Type A1 which consists of a single arterial trunk originating from a common semilunar valve and immediate bifurcation into ascending aorta and pulmonary artery.

Type A2 which is characterized by both a right and left pulmonary artery that originate from the posterior aspect of the common truncus arteriosus.

Type A3 is similar to Type A2 but with a larger distance between the origination of the right and left pulmonary arteries from the truncal artery.

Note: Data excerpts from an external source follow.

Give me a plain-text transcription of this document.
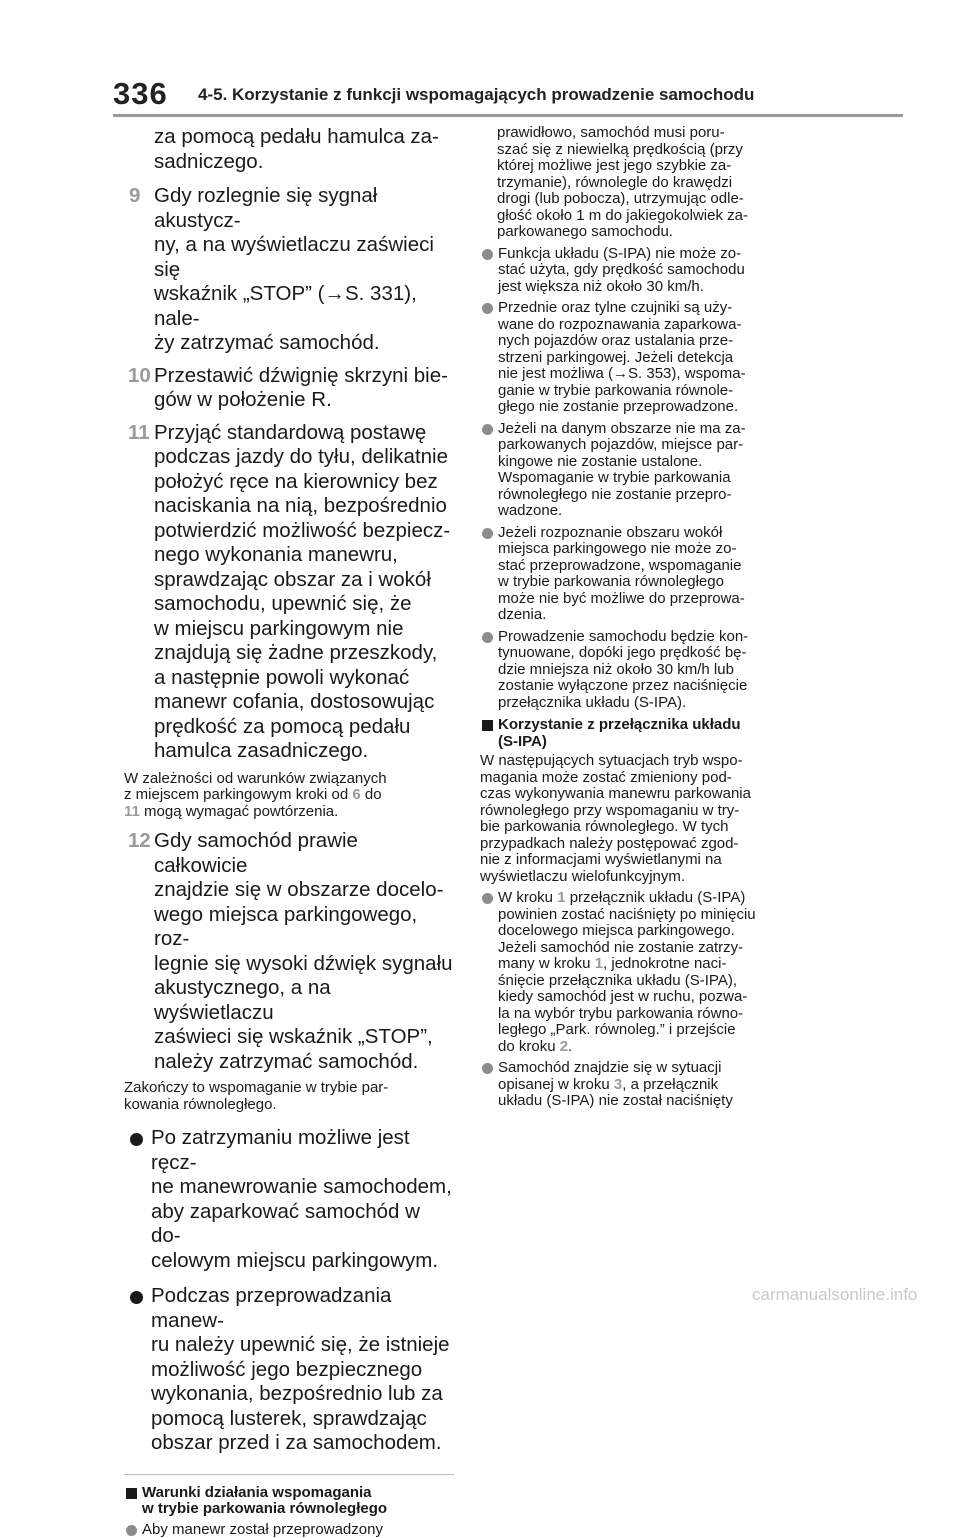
336 4-5. Korzystanie z funkcji wspomagających prowadzenie samochodu
za pomocą pedału hamulca za-
sadniczego.
9 Gdy rozlegnie się sygnał akustycz-
ny, a na wyświetlaczu zaświeci się
wskaźnik „STOP” (→S. 331), nale-
ży zatrzymać samochód.
10 Przestawić dźwignię skrzyni bie-
gów w położenie R.
11 Przyjąć standardową postawę
podczas jazdy do tyłu, delikatnie
położyć ręce na kierownicy bez
naciskania na nią, bezpośrednio
potwierdzić możliwość bezpiecz-
nego wykonania manewru,
sprawdzając obszar za i wokół
samochodu, upewnić się, że
w miejscu parkingowym nie
znajdują się żadne przeszkody,
a następnie powoli wykonać
manewr cofania, dostosowując
prędkość za pomocą pedału
hamulca zasadniczego.
W zależności od warunków związanych
z miejscem parkingowym kroki od 6 do
11 mogą wymagać powtórzenia.
12 Gdy samochód prawie całkowicie
znajdzie się w obszarze docelo-
wego miejsca parkingowego, roz-
legnie się wysoki dźwięk sygnału
akustycznego, a na wyświetlaczu
zaświeci się wskaźnik „STOP”,
należy zatrzymać samochód.
Zakończy to wspomaganie w trybie par-
kowania równoległego.
Po zatrzymaniu możliwe jest ręcz-
ne manewrowanie samochodem,
aby zaparkować samochód w do-
celowym miejscu parkingowym.
Podczas przeprowadzania manew-
ru należy upewnić się, że istnieje
możliwość jego bezpiecznego
wykonania, bezpośrednio lub za
pomocą lusterek, sprawdzając
obszar przed i za samochodem.
Warunki działania wspomagania
w trybie parkowania równoległego
Aby manewr został przeprowadzony
prawidłowo, samochód musi poru-
szać się z niewielką prędkością (przy
której możliwe jest jego szybkie za-
trzymanie), równolegle do krawędzi
drogi (lub pobocza), utrzymując odle-
głość około 1 m do jakiegokolwiek za-
parkowanego samochodu.
Funkcja układu (S-IPA) nie może zo-
stać użyta, gdy prędkość samochodu
jest większa niż około 30 km/h.
Przednie oraz tylne czujniki są uży-
wane do rozpoznawania zaparkowa-
nych pojazdów oraz ustalania prze-
strzeni parkingowej. Jeżeli detekcja
nie jest możliwa (→S. 353), wspoma-
ganie w trybie parkowania równole-
głego nie zostanie przeprowadzone.
Jeżeli na danym obszarze nie ma za-
parkowanych pojazdów, miejsce par-
kingowe nie zostanie ustalone.
Wspomaganie w trybie parkowania
równoległego nie zostanie przepro-
wadzone.
Jeżeli rozpoznanie obszaru wokół
miejsca parkingowego nie może zo-
stać przeprowadzone, wspomaganie
w trybie parkowania równoległego
może nie być możliwe do przeprowa-
dzenia.
Prowadzenie samochodu będzie kon-
tynuowane, dopóki jego prędkość bę-
dzie mniejsza niż około 30 km/h lub
zostanie wyłączone przez naciśnięcie
przełącznika układu (S-IPA).
Korzystanie z przełącznika układu
(S-IPA)
W następujących sytuacjach tryb wspo-
magania może zostać zmieniony pod-
czas wykonywania manewru parkowania
równoległego przy wspomaganiu w try-
bie parkowania równoległego. W tych
przypadkach należy postępować zgod-
nie z informacjami wyświetlanymi na
wyświetlaczu wielofunkcyjnym.
W kroku 1 przełącznik układu (S-IPA)
powinien zostać naciśnięty po minięciu
docelowego miejsca parkingowego.
Jeżeli samochód nie zostanie zatrzy-
many w kroku 1, jednokrotne naci-
śnięcie przełącznika układu (S-IPA),
kiedy samochód jest w ruchu, pozwa-
la na wybór trybu parkowania równo-
ległego „Park. równoleg.” i przejście
do kroku 2.
Samochód znajdzie się w sytuacji
opisanej w kroku 3, a przełącznik
układu (S-IPA) nie został naciśnięty
carmanualsonline.info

Type A4 is also referred to as pseudotruncus and may be better classified as a form of pulmonary atresia with ventriculoseptal defect rather than persistent truncus arteriosus. This defect occurs when the main pulmonary artery is absent and the lungs receive their blood supply via pulmonary collaterals.

 

  • In the absence of pulmonary stenosis, the presence of a common arterial trunk supplying both the pulmonary and systemic circulations results in pulmonary arterial pressure equal to that in the truncus itself. As a result, the reduction in pulmonary resistence that occurs after birth is not well tolerated. Increased pulmonary blood flow can lead to flooding of the lungs and early pulmonary vascular obstructive disease. Combined with truncal regurgitation which is present in most cases of persistent truncus arteriosus, many infants develop congestive heart failure within the neonatal period.
  • Surgical correction of these defects is typically performed within days of diagnosis, due to the high prevalence of heart failure and pulmonary vascular obstructive disease which will present early in life.